4
$\begingroup$

This is really a hypothetical question not related to an actual issue I have, so this question is just out of curiosity. I'm aware of this other related question What should I do when a confidence interval includes an impossible range of values? but I think that the details of what I have in mind are different.

Say I want to estimate the proportion of something in a population. I know from qualitative studies that this "something" absolutely does exist in the population, even though it is rare (how rare, I don't really have information about that, except for the couple of observations described in the few qualitative studies on the subject). I plan to compute binomial confidence intervals (e.g.
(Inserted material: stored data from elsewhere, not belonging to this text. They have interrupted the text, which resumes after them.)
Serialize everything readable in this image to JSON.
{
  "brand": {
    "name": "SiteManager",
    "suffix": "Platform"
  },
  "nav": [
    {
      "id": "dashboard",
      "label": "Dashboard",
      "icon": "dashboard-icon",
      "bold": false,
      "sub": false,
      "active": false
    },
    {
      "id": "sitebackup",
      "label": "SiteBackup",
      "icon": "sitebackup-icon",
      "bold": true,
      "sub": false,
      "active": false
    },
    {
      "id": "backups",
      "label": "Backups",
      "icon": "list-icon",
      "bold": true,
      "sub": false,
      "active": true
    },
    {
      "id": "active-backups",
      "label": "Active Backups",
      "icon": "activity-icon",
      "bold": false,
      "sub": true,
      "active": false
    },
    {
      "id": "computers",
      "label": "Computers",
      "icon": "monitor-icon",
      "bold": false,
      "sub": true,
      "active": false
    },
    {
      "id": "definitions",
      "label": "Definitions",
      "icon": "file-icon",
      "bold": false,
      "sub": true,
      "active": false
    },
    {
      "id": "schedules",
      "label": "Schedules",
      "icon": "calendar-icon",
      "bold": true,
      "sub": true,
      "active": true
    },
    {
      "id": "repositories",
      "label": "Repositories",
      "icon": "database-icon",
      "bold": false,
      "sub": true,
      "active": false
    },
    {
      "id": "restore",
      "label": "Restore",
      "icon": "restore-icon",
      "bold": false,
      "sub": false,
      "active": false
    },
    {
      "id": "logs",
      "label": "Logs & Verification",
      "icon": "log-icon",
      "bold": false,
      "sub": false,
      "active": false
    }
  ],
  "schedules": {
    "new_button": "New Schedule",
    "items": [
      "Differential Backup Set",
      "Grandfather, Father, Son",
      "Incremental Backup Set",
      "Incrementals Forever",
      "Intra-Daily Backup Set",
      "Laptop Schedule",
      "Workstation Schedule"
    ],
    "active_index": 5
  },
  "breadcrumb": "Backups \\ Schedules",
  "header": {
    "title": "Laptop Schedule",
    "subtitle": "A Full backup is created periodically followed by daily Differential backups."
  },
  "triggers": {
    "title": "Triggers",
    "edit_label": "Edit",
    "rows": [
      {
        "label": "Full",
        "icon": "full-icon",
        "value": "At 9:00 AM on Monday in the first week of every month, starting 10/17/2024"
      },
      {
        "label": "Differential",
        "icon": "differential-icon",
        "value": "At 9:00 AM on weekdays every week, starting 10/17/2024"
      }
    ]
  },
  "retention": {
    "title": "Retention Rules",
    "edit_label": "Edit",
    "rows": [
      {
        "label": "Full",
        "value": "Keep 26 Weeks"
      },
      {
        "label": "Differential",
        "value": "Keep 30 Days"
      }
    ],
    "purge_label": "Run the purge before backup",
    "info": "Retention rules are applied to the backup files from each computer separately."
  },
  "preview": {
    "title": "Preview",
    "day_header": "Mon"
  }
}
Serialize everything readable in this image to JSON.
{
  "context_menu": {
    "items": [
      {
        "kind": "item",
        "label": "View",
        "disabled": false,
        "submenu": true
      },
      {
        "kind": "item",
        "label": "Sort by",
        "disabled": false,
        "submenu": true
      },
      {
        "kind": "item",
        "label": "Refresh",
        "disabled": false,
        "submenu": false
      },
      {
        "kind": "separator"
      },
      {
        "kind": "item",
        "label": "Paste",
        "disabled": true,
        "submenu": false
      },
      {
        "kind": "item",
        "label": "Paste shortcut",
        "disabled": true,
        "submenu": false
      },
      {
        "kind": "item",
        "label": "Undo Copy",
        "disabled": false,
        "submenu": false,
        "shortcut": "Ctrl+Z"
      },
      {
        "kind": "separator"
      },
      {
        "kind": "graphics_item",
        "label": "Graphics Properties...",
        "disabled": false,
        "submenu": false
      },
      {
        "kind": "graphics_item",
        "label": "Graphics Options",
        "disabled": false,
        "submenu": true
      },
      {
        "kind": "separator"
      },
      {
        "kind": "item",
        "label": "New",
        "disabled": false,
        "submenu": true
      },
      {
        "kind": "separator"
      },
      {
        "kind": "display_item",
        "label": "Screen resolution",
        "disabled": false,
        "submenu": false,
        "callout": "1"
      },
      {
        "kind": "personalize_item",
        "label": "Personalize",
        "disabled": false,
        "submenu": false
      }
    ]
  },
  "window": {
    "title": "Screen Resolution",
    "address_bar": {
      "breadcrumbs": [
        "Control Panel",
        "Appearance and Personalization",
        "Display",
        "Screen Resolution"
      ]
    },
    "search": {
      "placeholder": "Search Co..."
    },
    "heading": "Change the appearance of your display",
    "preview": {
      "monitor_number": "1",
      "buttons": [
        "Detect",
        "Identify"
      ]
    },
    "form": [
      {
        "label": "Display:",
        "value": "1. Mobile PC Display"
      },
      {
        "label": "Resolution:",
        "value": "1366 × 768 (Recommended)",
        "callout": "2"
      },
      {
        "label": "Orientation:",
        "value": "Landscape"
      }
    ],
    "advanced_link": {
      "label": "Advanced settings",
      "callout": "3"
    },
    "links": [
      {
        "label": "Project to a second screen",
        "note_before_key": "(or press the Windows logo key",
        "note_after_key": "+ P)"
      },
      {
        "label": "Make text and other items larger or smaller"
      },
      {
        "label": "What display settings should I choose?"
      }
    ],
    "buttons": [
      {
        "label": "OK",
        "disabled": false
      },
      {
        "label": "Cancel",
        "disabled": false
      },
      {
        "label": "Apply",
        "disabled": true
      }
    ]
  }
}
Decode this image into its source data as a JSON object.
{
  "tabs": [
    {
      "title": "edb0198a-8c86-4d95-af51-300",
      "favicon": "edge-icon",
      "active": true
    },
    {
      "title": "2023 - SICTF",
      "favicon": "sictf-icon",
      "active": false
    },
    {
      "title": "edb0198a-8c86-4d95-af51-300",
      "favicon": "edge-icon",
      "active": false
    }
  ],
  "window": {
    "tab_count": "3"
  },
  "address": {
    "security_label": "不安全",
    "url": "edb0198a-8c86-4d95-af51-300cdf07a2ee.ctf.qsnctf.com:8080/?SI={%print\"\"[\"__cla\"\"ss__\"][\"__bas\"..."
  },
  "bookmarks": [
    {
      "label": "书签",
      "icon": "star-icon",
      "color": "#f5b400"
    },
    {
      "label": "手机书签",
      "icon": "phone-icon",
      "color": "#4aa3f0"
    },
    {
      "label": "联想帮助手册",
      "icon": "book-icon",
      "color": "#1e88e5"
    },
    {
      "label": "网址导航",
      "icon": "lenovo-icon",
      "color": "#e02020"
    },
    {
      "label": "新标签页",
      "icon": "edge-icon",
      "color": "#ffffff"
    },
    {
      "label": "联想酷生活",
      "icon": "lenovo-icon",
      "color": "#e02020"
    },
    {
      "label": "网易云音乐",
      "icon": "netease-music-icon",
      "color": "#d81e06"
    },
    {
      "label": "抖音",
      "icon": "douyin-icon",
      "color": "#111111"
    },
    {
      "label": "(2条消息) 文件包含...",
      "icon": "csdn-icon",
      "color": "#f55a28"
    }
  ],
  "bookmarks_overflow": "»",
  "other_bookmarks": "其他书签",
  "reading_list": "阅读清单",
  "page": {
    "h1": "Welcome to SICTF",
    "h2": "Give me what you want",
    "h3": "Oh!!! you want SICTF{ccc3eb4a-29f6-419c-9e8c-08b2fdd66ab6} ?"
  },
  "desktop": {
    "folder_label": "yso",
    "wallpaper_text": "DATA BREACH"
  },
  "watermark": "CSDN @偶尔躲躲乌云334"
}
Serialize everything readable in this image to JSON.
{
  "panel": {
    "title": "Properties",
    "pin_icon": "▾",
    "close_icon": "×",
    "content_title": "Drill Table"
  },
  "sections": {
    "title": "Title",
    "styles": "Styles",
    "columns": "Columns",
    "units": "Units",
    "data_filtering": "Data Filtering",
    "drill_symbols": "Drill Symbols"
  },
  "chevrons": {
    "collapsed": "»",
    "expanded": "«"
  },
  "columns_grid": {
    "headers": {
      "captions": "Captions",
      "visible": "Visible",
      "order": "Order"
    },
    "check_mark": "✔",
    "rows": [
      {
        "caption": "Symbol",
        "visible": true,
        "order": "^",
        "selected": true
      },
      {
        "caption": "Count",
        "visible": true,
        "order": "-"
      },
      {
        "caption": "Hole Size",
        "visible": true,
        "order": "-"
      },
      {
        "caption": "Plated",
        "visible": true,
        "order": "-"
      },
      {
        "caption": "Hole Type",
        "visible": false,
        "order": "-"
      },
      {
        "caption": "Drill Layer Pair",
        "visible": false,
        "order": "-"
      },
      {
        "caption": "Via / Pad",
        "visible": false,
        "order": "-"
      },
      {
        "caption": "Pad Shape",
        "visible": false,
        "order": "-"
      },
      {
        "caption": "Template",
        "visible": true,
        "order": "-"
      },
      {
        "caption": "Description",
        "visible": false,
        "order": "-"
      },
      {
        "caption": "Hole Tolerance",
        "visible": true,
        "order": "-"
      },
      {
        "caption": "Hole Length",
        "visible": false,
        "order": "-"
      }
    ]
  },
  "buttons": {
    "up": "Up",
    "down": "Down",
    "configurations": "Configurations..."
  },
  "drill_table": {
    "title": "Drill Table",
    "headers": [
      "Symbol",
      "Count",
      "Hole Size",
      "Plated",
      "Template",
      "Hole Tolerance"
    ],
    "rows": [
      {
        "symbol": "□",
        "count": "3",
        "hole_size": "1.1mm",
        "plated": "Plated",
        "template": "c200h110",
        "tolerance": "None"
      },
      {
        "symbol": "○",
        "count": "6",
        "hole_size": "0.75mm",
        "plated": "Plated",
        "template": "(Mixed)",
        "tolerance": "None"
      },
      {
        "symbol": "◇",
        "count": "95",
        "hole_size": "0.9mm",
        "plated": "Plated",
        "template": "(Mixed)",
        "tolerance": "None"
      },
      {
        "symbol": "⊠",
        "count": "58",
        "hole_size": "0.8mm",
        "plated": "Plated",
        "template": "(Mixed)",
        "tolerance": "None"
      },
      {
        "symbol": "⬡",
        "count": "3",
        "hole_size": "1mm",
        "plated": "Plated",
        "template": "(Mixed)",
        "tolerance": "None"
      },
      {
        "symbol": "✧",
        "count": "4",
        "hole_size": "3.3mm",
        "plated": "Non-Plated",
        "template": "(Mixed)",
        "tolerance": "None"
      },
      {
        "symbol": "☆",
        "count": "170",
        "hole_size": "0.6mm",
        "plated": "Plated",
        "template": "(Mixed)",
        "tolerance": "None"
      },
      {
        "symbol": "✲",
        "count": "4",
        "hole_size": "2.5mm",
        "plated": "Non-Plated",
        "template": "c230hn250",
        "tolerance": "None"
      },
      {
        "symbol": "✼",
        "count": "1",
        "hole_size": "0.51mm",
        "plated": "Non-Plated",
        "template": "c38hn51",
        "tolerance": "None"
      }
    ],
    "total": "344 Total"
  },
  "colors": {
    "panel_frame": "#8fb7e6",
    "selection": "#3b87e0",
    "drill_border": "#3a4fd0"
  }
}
Wilson confidence intervals) to get an estimation of plausible proportions in the population.

However, after randomly sampling a few thousand observations from the population, I fail to identify any of this "something" in my sample, so the confidence interval includes 0, even though I know for a fact that zero is not a possible value, and that there are no problems with my sampling method (except a sample size that is apparently not large enough).

Example with R, where "lwr.ci" is the computed lower bound of the CI:

> library("DescTools")
> BinomCI(0, 50000, conf.level = 0.95, sides = "two.sided", method = "wilson")
    
          est  lwr.ci        upr.ci
    [1,]    0       0  7.682327e-05

What are some ways to solve this problem and compute an estimation that does not include 0 in the first place? Is it a situation where I should use credible intervals? (If so, what would be some correct ways to define the priors?)

New contributor
Coris is a new contributor to this site. Take care in asking for clarification, commenting, and answering. Check out our Code of Conduct.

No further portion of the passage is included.